- The Washington Times - Tuesday, September 21, 2004

More than 100 immigrant-rights advocates and religious, labor and community leaders from 10 states, including Maryland and Virginia, are due on Capitol Hill today to encourage lawmakers to support legislation giving legal status to immigrant agricultural workers and students now in the United States.

The rally, part of what has been billed as a “National Week of Action,” with events in 68 cities in 29 states to push for immigration legislation, marks the first anniversary of the Immigrant Workers Freedom Ride — when 1,000 immigrant workers and their supporters rode buses last year from California to Massachusetts to the nation’s capital to meet with lawmakers.

Rally participants will press lawmakers to enact new immigration laws; continue to construct an expanded civil, labor and immigrants’ rights movement, and call on immigrant communities to participate in the political process as voters if they are eligible and as activists if they are not.

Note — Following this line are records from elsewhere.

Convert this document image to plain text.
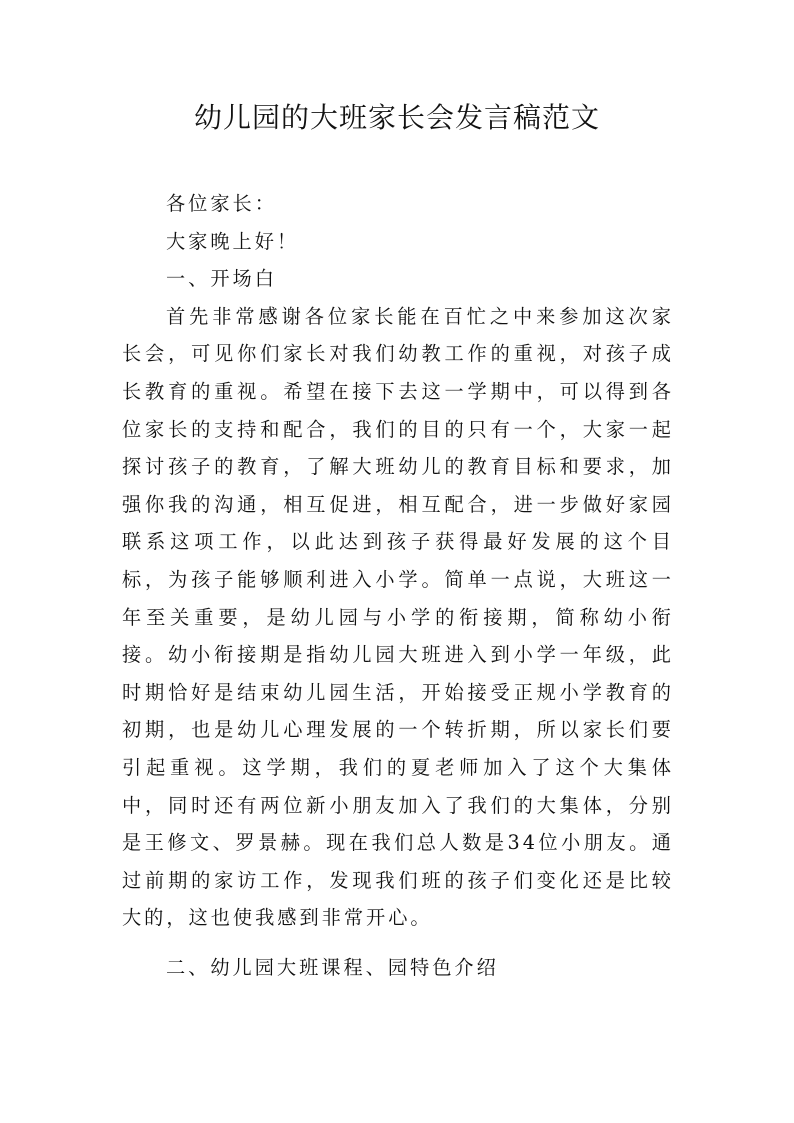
幼儿园的大班家长会发言稿范文

各位家长：

大家晚上好！

一、开场白

首先非常感谢各位家长能在百忙之中来参加这次家长会，可见你们家长对我们幼教工作的重视，对孩子成长教育的重视。希望在接下去这一学期中，可以得到各位家长的支持和配合，我们的目的只有一个，大家一起探讨孩子的教育，了解大班幼儿的教育目标和要求，加强你我的沟通，相互促进，相互配合，进一步做好家园联系这项工作，以此达到孩子获得最好发展的这个目标，为孩子能够顺利进入小学。简单一点说，大班这一年至关重要，是幼儿园与小学的衔接期，简称幼小衔接。幼小衔接期是指幼儿园大班进入到小学一年级，此时期恰好是结束幼儿园生活，开始接受正规小学教育的初期，也是幼儿心理发展的一个转折期，所以家长们要引起重视。这学期，我们的夏老师加入了这个大集体中，同时还有两位新小朋友加入了我们的大集体，分别是王修文、罗景赫。现在我们总人数是34位小朋友。通过前期的家访工作，发现我们班的孩子们变化还是比较大的，这也使我感到非常开心。

二、幼儿园大班课程、园特色介绍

“We hope to bring attention to a range of issues now before Congress,” said Angela Kelley, deputy director of the Washington-based National Immigration Forum, which is co-sponsoring the event. “We hope to show the breadth of support behind immigration bills now pending in Congress and have our voice heard before they adjourn.”

The rally, also sponsored by the New American Opportunity Campaign, the National Council of La Raza and the National Asian Pacific American Legal Consortium, will focus on several pending bills, including:

• The Development, Relief and Education for Alien Minors (DREAM) Act, which would permit states to determine residency for higher education purposes and allow the granting of legal status to illegal alien students who are long-term U.S. residents. The bill is sponsored by Sen. Orrin G. Hatch, Utah Republican.

• The Agricultural Job, Opportunity, Benefits and Security Act (AgJOBS), which would provide on a one-time-only basis legal status to agricultural workers now illegally in the United States if they can be shown to be experienced and trustworthy. The bill, by Sen. Larry E. Craig, Idaho Republican, also would overhaul the H-2A legal guest worker program for agricultural workers.

The bills, which have wide bipartisan support, have not been referred to a vote.

About 8 million to 12 million illegal aliens are thought to be living and working in the United States.

In January, President Bush proposed a guest-worker program that would allow illegal aliens in the country to remain if they have jobs and apply as guest workers. Under the proposal, the aliens could stay for an undetermined number of renewable three-year periods, after which they could seek permanent legal status.

Democratic presidential nominee Sen. John Kerry has said that within 100 days of taking office, he would propose a plan to grant legal status to illegal aliens who have lived in the country for at least five years, worked and paid taxes, and passed a background check. Unlike the Bush plan, Mr. Kerry would grant ‘green’ cards and give illegals a path to citizenship.

Rally participants also will urge lawmakers to oppose the Clear Law Enforcement for Criminal Alien Removal Act, or CLEAR Act, introduced by Rep. Charlie Norwood, Georgia Republican, which would provide for enhanced federal, state and local enforcement of immigration laws.